2. TDSR and MSR — understanding the income test
TDSR: the ceiling on all your debt
TDSR caps all your monthly debt repayments — home loan + car loan + credit card minimum + any other loans — at 55% of gross monthly income. Banks also apply a stress-rate test: they assess your TDSR not at today's rate, but at today's rate plus 3 percentage points. At current SORA of 1.13%, the floating stress rate is 5.13%.
Example: gross monthly income S$10,000. TDSR allows up to S$5,500 in total monthly debt. If you have a S$1,000 car loan, your home loan repayment under TDSR is capped at S$4,500/month.

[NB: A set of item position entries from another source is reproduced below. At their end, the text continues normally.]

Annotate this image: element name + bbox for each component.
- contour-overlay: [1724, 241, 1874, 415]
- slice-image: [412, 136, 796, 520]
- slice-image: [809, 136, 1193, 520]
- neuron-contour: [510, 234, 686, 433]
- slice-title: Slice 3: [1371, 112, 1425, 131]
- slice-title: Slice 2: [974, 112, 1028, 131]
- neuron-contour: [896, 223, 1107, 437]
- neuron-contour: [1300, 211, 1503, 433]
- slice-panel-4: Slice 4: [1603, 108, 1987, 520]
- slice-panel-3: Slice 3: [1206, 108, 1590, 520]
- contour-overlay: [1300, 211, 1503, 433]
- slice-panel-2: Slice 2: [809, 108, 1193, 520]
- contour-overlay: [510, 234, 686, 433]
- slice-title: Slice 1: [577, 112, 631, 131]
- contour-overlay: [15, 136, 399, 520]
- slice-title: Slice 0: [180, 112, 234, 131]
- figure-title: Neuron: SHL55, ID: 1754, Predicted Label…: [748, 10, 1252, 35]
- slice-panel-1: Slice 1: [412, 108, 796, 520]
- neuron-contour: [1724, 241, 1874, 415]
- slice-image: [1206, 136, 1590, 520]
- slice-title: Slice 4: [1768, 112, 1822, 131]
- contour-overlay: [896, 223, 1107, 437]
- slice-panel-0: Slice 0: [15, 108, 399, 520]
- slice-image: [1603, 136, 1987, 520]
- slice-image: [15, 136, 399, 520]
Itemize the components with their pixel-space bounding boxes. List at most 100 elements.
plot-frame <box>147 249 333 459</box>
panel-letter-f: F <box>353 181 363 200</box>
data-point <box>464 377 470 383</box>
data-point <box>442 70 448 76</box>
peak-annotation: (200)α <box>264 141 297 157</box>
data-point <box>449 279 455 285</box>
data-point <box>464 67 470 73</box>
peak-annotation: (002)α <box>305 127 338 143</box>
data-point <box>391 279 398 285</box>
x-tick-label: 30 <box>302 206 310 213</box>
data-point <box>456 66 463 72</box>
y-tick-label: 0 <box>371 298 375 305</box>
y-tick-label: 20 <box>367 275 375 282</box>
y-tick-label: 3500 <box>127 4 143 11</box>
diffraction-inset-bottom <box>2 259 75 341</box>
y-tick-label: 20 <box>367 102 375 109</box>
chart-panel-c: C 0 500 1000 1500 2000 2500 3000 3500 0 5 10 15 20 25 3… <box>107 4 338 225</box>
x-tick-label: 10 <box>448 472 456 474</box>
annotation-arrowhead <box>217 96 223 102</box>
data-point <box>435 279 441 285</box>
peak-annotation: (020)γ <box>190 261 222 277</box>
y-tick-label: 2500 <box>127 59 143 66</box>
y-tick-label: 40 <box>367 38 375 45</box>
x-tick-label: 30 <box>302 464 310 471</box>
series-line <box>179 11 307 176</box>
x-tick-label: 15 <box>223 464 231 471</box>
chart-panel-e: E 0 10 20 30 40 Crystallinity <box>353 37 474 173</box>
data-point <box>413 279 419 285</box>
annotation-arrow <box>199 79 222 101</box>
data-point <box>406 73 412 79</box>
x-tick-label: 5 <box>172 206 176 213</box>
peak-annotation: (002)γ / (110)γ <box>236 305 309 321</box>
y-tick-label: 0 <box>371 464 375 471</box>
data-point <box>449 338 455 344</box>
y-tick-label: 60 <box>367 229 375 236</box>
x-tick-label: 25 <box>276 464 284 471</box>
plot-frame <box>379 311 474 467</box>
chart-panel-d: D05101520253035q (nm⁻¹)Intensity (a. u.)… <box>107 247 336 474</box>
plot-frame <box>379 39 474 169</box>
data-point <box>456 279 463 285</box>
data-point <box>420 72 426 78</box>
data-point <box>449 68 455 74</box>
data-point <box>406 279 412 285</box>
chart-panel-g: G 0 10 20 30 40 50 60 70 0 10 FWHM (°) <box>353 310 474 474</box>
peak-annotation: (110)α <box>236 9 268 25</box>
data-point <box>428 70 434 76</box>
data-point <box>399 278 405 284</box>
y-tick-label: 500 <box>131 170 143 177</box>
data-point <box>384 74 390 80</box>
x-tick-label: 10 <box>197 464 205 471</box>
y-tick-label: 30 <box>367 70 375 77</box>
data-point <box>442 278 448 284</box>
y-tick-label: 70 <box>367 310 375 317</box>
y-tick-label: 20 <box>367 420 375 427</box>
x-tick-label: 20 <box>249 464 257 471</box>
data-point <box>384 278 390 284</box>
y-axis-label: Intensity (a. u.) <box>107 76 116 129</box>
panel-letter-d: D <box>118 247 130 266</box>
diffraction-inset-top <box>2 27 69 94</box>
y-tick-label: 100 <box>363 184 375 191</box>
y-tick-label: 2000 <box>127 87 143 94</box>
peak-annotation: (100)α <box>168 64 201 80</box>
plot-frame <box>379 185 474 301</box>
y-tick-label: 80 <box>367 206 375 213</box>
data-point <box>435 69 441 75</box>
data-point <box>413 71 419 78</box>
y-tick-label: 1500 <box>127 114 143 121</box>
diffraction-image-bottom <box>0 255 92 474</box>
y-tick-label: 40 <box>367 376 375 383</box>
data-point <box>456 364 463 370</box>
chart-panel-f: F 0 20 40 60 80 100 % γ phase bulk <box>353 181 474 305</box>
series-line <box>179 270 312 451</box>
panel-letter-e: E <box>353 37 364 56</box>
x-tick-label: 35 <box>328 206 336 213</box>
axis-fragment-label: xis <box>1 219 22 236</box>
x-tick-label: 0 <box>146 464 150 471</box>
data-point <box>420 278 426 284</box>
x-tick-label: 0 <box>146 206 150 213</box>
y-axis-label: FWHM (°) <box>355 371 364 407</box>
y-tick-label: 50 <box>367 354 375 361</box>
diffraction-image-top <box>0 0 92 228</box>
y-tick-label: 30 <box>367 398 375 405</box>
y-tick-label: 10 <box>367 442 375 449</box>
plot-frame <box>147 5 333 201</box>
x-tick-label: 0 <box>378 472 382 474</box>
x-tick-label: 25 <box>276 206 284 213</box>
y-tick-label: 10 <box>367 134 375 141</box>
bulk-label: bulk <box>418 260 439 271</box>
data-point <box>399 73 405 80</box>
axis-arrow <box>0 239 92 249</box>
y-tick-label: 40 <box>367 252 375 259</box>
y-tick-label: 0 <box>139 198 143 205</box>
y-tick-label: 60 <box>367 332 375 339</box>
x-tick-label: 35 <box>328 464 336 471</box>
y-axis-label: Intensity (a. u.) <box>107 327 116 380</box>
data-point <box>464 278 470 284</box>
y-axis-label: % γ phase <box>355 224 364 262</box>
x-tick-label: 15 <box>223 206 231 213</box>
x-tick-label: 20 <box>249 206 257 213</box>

The bank assesses this at the stress rate — meaning the loan is sized so the stressed repayment (at 5.1%) stays at or below S$4,500, not the today rate.
MSR: the stricter test for HDB and EC
For HDB flats and EC units, MSR adds a second constraint: the home loan repayment for that property alone cannot exceed 30% of gross monthly income. For a household earning S$10,000/month, the maximum HDB loan repayment is S$3,000/month — regardless of TDSR headroom.
MSR is the binding constraint for most HDB buyers — it is more restrictive than TDSR. A buyer with no other debt can service S$5,500/month under TDSR but only S$3,000 under MSR. The MSR limit determines maximum loan size for HDB flat purchases.
| Monthly income | MSR ceiling (HDB / EC) | TDSR ceiling (all debt) | Max HDB loan (25yr, 2.6%) |
|---|
| S$6,000 | S$1,800/mo | S$3,300/mo | ~S$397,000 |
| S$8,000 | S$2,400/mo | S$4,400/mo | ~S$529,000 |
| S$10,000 | S$3,000/mo | S$5,500/mo | ~S$661,000 |
| S$12,000 | S$3,600/mo | S$6,600/mo | ~S$794,000 |
| S$15,000 | S$4,500/mo | S$8,250/mo | ~S$992,000 |
| S$20,000 | S$6,000/mo | S$11,000/mo | ~S$1,323,000 |
Max HDB loan is computed at the HDB concessionary rate (2.6%) over 25 years, bounded by the MSR ceiling. Actual loan eligibility depends on income verification, credit history, existing debts, and CPF balance.